Sand Hill's sharpest eye on the AI infrastructure stack - and she can also pour a mean latte.
She wrote backend code at Google for five years. Then she left for Stanford. Then she wrote checks at a16z. The path looks linear only in retrospect.
There's a specific kind of investor that makes founders stop mid-pitch. Not because they're famous or because they lead bigger rounds - but because they understand what you actually built. Malika Aubakirova is that investor. She spent five years inside Google's infrastructure before anyone considered paying her to evaluate other people's.
At Chronicle Security - Alphabet's Moonshot Factory attempt at rethinking cybersecurity - she didn't just ship features. She drove Rules Engine to general availability and helped launch Chronicle Detect. These are not glamorous products. They are the kind of products that keep security operations centers sane at 3am.
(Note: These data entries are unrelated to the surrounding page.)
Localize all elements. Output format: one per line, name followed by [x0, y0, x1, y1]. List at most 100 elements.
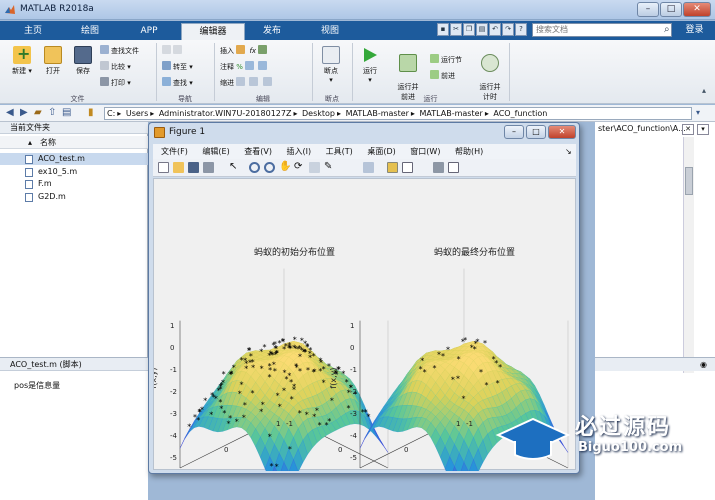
nav-back-fwd[interactable]	[162, 45, 184, 57]
menu-help[interactable]: 帮助(H)	[455, 144, 483, 159]
insert-button[interactable]: 插入 fx	[220, 45, 269, 57]
ant-marker: *	[461, 394, 465, 403]
x-tick-label: -1	[466, 420, 473, 428]
ant-marker: *	[313, 367, 317, 376]
name-column-header[interactable]: ▴ 名称	[0, 136, 148, 149]
zoom-out-icon[interactable]	[264, 162, 275, 173]
file-item[interactable]: ex10_5.m	[0, 166, 148, 178]
path-segment[interactable]: MATLAB-master	[346, 109, 409, 118]
login-button[interactable]: 登录	[678, 22, 711, 38]
find-button[interactable]: 查找 ▾	[162, 77, 193, 89]
path-segment[interactable]: Users	[126, 109, 148, 118]
path-segment[interactable]: Administrator.WIN7U-20180127Z	[159, 109, 292, 118]
save-figure-icon[interactable]	[188, 162, 199, 173]
ant-marker: *	[287, 344, 291, 353]
figure-toolbar: ↖ ✋ ⟳ ✎	[153, 159, 576, 177]
quick-copy-icon[interactable]: ❐	[463, 23, 475, 36]
new-figure-icon[interactable]	[158, 162, 169, 173]
maximize-button[interactable]: □	[660, 2, 682, 17]
panel-options-icon[interactable]: ▾	[697, 124, 709, 135]
file-item[interactable]: ACO_test.m	[0, 153, 148, 165]
data-cursor-icon[interactable]	[309, 162, 320, 173]
scrollbar-thumb[interactable]	[685, 167, 693, 195]
print-button[interactable]: 打印 ▾	[100, 77, 131, 89]
figure-minimize-button[interactable]: –	[504, 125, 524, 139]
path-segment[interactable]: Desktop	[302, 109, 335, 118]
menu-insert[interactable]: 插入(I)	[287, 144, 312, 159]
comment-button[interactable]: 注释 %	[220, 61, 269, 73]
new-button[interactable]: + 新建 ▾	[6, 44, 38, 76]
close-button[interactable]: ✕	[683, 2, 711, 17]
show-plot-tools-icon[interactable]	[448, 162, 459, 173]
hide-plot-tools-icon[interactable]	[433, 162, 444, 173]
path-segment[interactable]: C:	[107, 109, 115, 118]
redo-icon[interactable]: ↷	[502, 23, 514, 36]
tab-apps[interactable]: APP	[130, 23, 168, 40]
quick-save-icon[interactable]: ▪	[437, 23, 449, 36]
back-arrow-icon[interactable]: ◀	[6, 107, 14, 118]
advance-button[interactable]: 前进	[430, 70, 455, 82]
quick-paste-icon[interactable]: ▤	[476, 23, 488, 36]
tab-home[interactable]: 主页	[14, 23, 52, 40]
save-button[interactable]: 保存	[68, 46, 98, 76]
command-window-menu-icon[interactable]: ◉	[700, 360, 707, 369]
colorbar-icon[interactable]	[387, 162, 398, 173]
goto-button[interactable]: 转至 ▾	[162, 61, 193, 73]
find-files-button[interactable]: 查找文件	[100, 45, 139, 57]
path-dropdown-icon[interactable]: ▾	[696, 108, 700, 117]
collapse-ribbon-icon[interactable]: ▴	[702, 86, 706, 95]
up-folder-icon[interactable]: ⇧	[48, 107, 56, 118]
tab-plots[interactable]: 绘图	[70, 23, 110, 40]
z-tick-label: -1	[170, 366, 177, 374]
pointer-icon[interactable]: ↖	[229, 162, 240, 173]
menu-window[interactable]: 窗口(W)	[410, 144, 440, 159]
nav-icon	[162, 45, 171, 54]
app-title: MATLAB R2018a	[20, 4, 94, 14]
file-item[interactable]: F.m	[0, 178, 148, 190]
menu-file[interactable]: 文件(F)	[161, 144, 188, 159]
browse-folder-icon[interactable]: ▤	[62, 107, 71, 118]
menu-edit[interactable]: 编辑(E)	[202, 144, 229, 159]
run-section-button[interactable]: 运行节	[430, 54, 462, 66]
path-segment[interactable]: ACO_function	[493, 109, 547, 118]
search-input[interactable]: 搜索文档	[532, 23, 672, 37]
file-item[interactable]: G2D.m	[0, 191, 148, 203]
path-segment[interactable]: MATLAB-master	[419, 109, 482, 118]
editor-scrollbar[interactable]	[683, 137, 694, 373]
quick-cut-icon[interactable]: ✂	[450, 23, 462, 36]
compare-button[interactable]: 比较 ▾	[100, 61, 131, 73]
minimize-button[interactable]: –	[637, 2, 659, 17]
pan-icon[interactable]: ✋	[279, 162, 291, 173]
figure-close-button[interactable]: ✕	[548, 125, 576, 139]
ant-marker: *	[268, 433, 272, 442]
figure-maximize-button[interactable]: □	[526, 125, 546, 139]
print-figure-icon[interactable]	[203, 162, 214, 173]
tab-publish[interactable]: 发布	[252, 23, 292, 40]
open-button[interactable]: 打开	[38, 46, 68, 76]
panel-close-icon[interactable]: ✕	[682, 124, 694, 135]
folder-icon[interactable]: ▰	[34, 107, 42, 118]
tab-view[interactable]: 视图	[310, 23, 350, 40]
breakpoints-button[interactable]: 断点 ▾	[316, 46, 346, 84]
undo-icon[interactable]: ↶	[489, 23, 501, 36]
open-file-icon[interactable]	[173, 162, 184, 173]
figure-icon	[154, 127, 165, 138]
menu-tools[interactable]: 工具(T)	[326, 144, 353, 159]
menu-desktop[interactable]: 桌面(D)	[367, 144, 395, 159]
menubar-dock-icon[interactable]: ↘	[565, 144, 572, 159]
link-plot-icon[interactable]	[363, 162, 374, 173]
brush-icon[interactable]: ✎	[324, 162, 335, 173]
help-icon[interactable]: ?	[515, 23, 527, 36]
indent-button[interactable]: 缩进	[220, 77, 274, 89]
run-button[interactable]: 运行 ▾	[356, 46, 384, 84]
rotate-3d-icon[interactable]: ⟳	[294, 162, 305, 173]
forward-arrow-icon[interactable]: ▶	[20, 107, 28, 118]
search-icon[interactable]: ⌕	[664, 24, 670, 35]
legend-icon[interactable]	[402, 162, 413, 173]
ant-marker: *	[228, 370, 232, 379]
menu-view[interactable]: 查看(V)	[244, 144, 272, 159]
path-breadcrumb[interactable]: C: ▸ Users ▸ Administrator.WIN7U-20180127Z…	[104, 107, 692, 120]
tab-editor[interactable]: 编辑器	[181, 23, 245, 40]
plot-initial-distribution[interactable]: ****** ******************** **************…	[149, 246, 394, 500]
zoom-in-icon[interactable]	[249, 162, 260, 173]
Knowing how hard they are to build is what makes her qualified to bet on the next generation of them.
"I just didn't want to keep still."- Malika Aubakirova
The Stanford MBA was the pivot that was not really a pivot. It was an upgrade. In two years at the Graduate School of Business, she moved from never having considered venture capital to closing investments at Andreessen Horowitz, one of the most consequential firms in technology. She was a Scout at Greylock, a Venture Investor at Stanford's GSB Impact Fund, and a Principal In Residence at MVP Ventures - all before collecting her degree.
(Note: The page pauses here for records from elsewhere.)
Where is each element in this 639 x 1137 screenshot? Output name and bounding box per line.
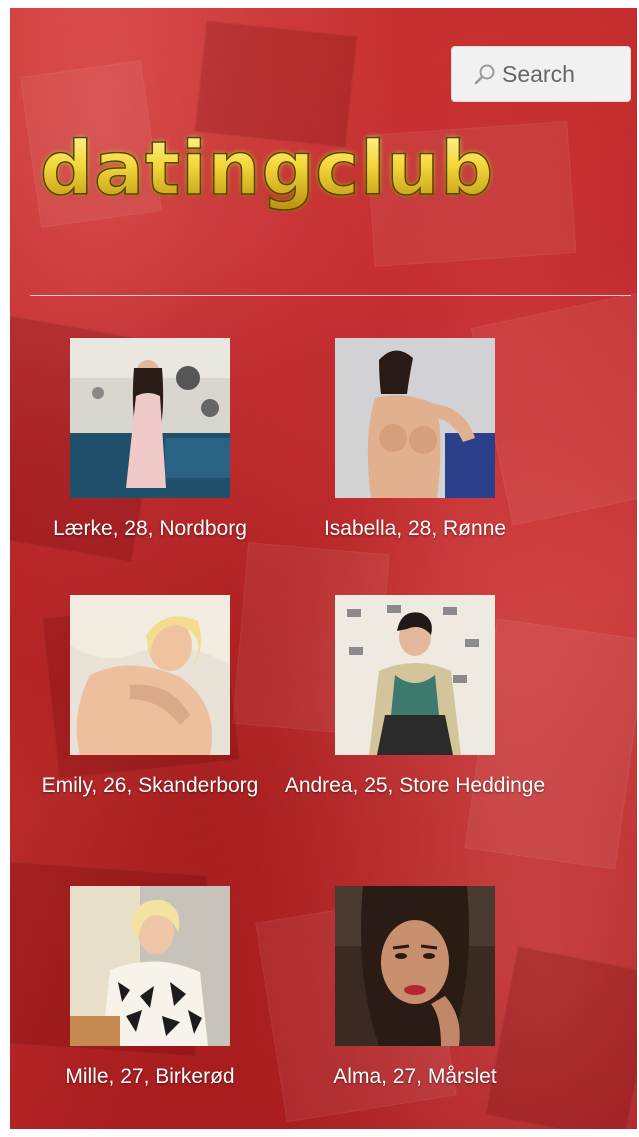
profile-photo[interactable] [70,886,230,1046]
header-divider [30,295,631,296]
profile-caption[interactable]: Lærke, 28, Nordborg [10,511,290,547]
profile-card[interactable]: Andrea, 25, Store Heddinge [275,595,555,804]
profile-caption[interactable]: Alma, 27, Mårslet [275,1059,555,1095]
profile-caption[interactable]: Mille, 27, Birkerød [10,1059,290,1095]
profile-card[interactable]: Emily, 26, Skanderborg [10,595,290,804]
logo-text: datingclub [40,126,494,212]
profile-photo[interactable] [70,338,230,498]
profile-photo[interactable] [335,338,495,498]
search-icon [474,64,495,85]
search-label: Search [502,60,575,87]
search-button[interactable]: Search [451,46,631,102]
profile-caption[interactable]: Isabella, 28, Rønne [275,511,555,547]
profile-card[interactable]: Lærke, 28, Nordborg [10,338,290,547]
profile-card[interactable]: Alma, 27, Mårslet [275,886,555,1095]
page-background: Search datingclub Lærke, 28, Nordborg Is… [10,8,637,1129]
profile-card[interactable]: Isabella, 28, Rønne [275,338,555,547]
profile-photo[interactable] [335,595,495,755]
datingclub-logo[interactable]: datingclub [36,126,506,212]
profile-caption[interactable]: Andrea, 25, Store Heddinge [275,768,555,804]
profile-card[interactable]: Mille, 27, Birkerød [10,886,290,1095]
profile-photo[interactable] [335,886,495,1046]
profile-photo[interactable] [70,595,230,755]
profile-caption[interactable]: Emily, 26, Skanderborg [10,768,290,804]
At a16z she sits on the AI Infrastructure team, which means she is paid to think about the layer of technology most investors still treat as plumbing. The AI model gets the headline. The infrastructure that makes it reliable, secure, and cost-effective at scale is what Aubakirova is watching. She has co-authored research covering how 100 trillion AI tokens actually move through real systems. That is not a soft focus area. That is a thesis.
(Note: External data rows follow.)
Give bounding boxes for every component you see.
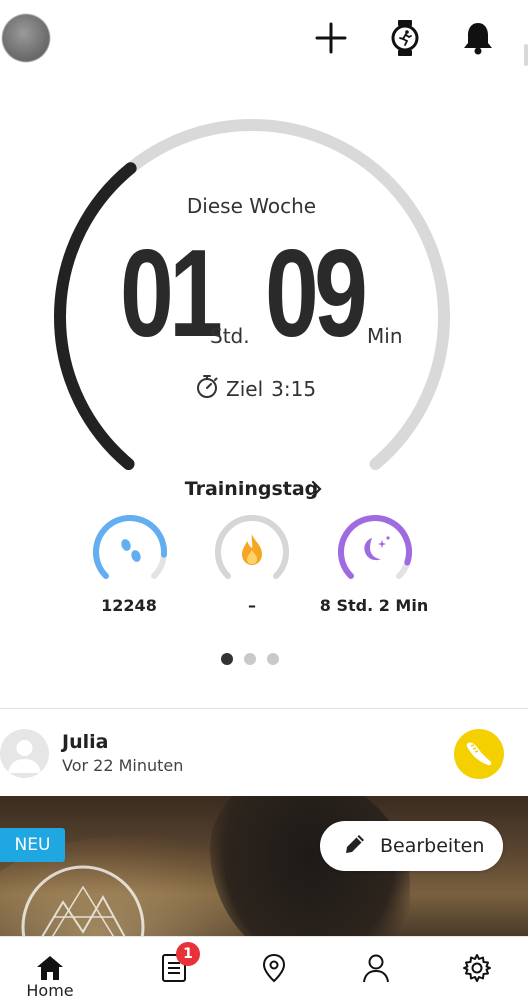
nav-map[interactable] xyxy=(224,937,324,1001)
page-dot[interactable] xyxy=(244,653,256,665)
stopwatch-icon xyxy=(196,374,218,403)
user-avatar[interactable] xyxy=(0,729,49,778)
steps-stat[interactable] xyxy=(87,512,173,592)
weekly-goal[interactable]: Ziel 3:15 xyxy=(196,374,316,403)
page-dot[interactable] xyxy=(221,653,233,665)
period-label: Diese Woche xyxy=(186,194,317,218)
nav-home[interactable]: Home xyxy=(0,937,100,1001)
divider xyxy=(0,708,528,709)
notification-badge: 1 xyxy=(176,942,200,966)
sleep-stat[interactable] xyxy=(332,512,418,592)
minutes-value: 09 xyxy=(265,225,368,363)
location-pin-icon xyxy=(262,953,286,983)
running-shoe-icon[interactable] xyxy=(454,729,504,779)
steps-icon xyxy=(118,537,144,569)
chevron-right-icon[interactable] xyxy=(310,478,324,505)
person-icon xyxy=(362,953,390,983)
calories-stat[interactable] xyxy=(209,512,295,592)
nav-profile[interactable] xyxy=(326,937,426,1001)
steps-value: 12248 xyxy=(101,596,157,615)
post-timestamp: Vor 22 Minuten xyxy=(62,756,184,775)
hours-unit: Std. xyxy=(210,324,250,348)
flame-icon xyxy=(237,532,267,572)
gear-icon xyxy=(462,953,492,983)
hours-value: 01 xyxy=(120,225,223,363)
top-bar xyxy=(0,0,528,80)
plus-icon[interactable] xyxy=(311,16,351,60)
nav-diary[interactable] xyxy=(124,937,224,1001)
page-indicator xyxy=(221,653,279,665)
sleep-value: 8 Std. 2 Min xyxy=(319,596,429,615)
scroll-indicator xyxy=(524,44,528,66)
edit-button[interactable]: Bearbeiten xyxy=(320,821,503,871)
nav-settings[interactable] xyxy=(427,937,527,1001)
new-badge: NEU xyxy=(0,828,65,862)
profile-avatar[interactable] xyxy=(2,14,50,62)
home-icon xyxy=(35,953,65,983)
weekly-progress-ring xyxy=(54,119,450,470)
nav-home-label: Home xyxy=(26,981,74,1000)
bell-icon[interactable] xyxy=(458,16,498,60)
minutes-unit: Min xyxy=(367,324,403,348)
pencil-icon xyxy=(342,831,368,862)
post-user-name[interactable]: Julia xyxy=(62,731,108,753)
moon-sleep-icon xyxy=(358,534,392,570)
goal-value: 3:15 xyxy=(271,376,317,401)
watch-running-icon[interactable] xyxy=(385,16,425,60)
goal-label: Ziel xyxy=(226,376,264,401)
page-dot[interactable] xyxy=(267,653,279,665)
training-day-title[interactable]: Trainingstag xyxy=(0,478,503,500)
bottom-navigation: Home xyxy=(0,936,528,1001)
calories-value: – xyxy=(248,596,256,615)
edit-button-label: Bearbeiten xyxy=(380,835,485,857)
Her Stanford Daily profile called this her "second act." She seems unbothered by the framing - and probably already has a third act in mind.
Aubakirova's investment thesis centers on the companies building what AI needs to be reliable, secure, and deployable at scale - not the models, but the stack underneath them.
Astana in the 1990s was not a soft environment. Kazakhstan had just become independent, the Soviet infrastructure was crumbling, and the economy was in freefall. Malika Aubakirova grew up there - a first-generation immigrant in the making, though she didn't know it yet.
She has described traveling alone on Kazakhstani buses as a child with an oversized backpack. The older women on those buses offered disapproval, not assistance. She figured it out herself. That is not a metaphor she uses to explain her success. It is a literal description of how she learned to navigate systems that were not designed to help her.
When she arrived in the United States and made it to the University of Chicago, she graduated with honors in Computer Science and Economics - two ways of modeling the world. Then she went to Google and spent five years learning how the world's largest distributed systems actually work at scale. Not from textbooks. From production.
"You can't coast in that environment."- Malika Aubakirova
The Stanford MBA was not a retreat from engineering. It was a deliberate acquisition of a different tool: fluency in capital allocation. She arrived knowing how to build. She left knowing how to bet. The combination is rarer than either piece alone.
The double major wasn't accidental. Systems design and incentive design are the same discipline viewed from different angles. She learned both before most people pick one.
Used the MBA not as a credential but as an operating system upgrade. Praised GSB's emphasis on vulnerability and self-awareness alongside the rigorous academics.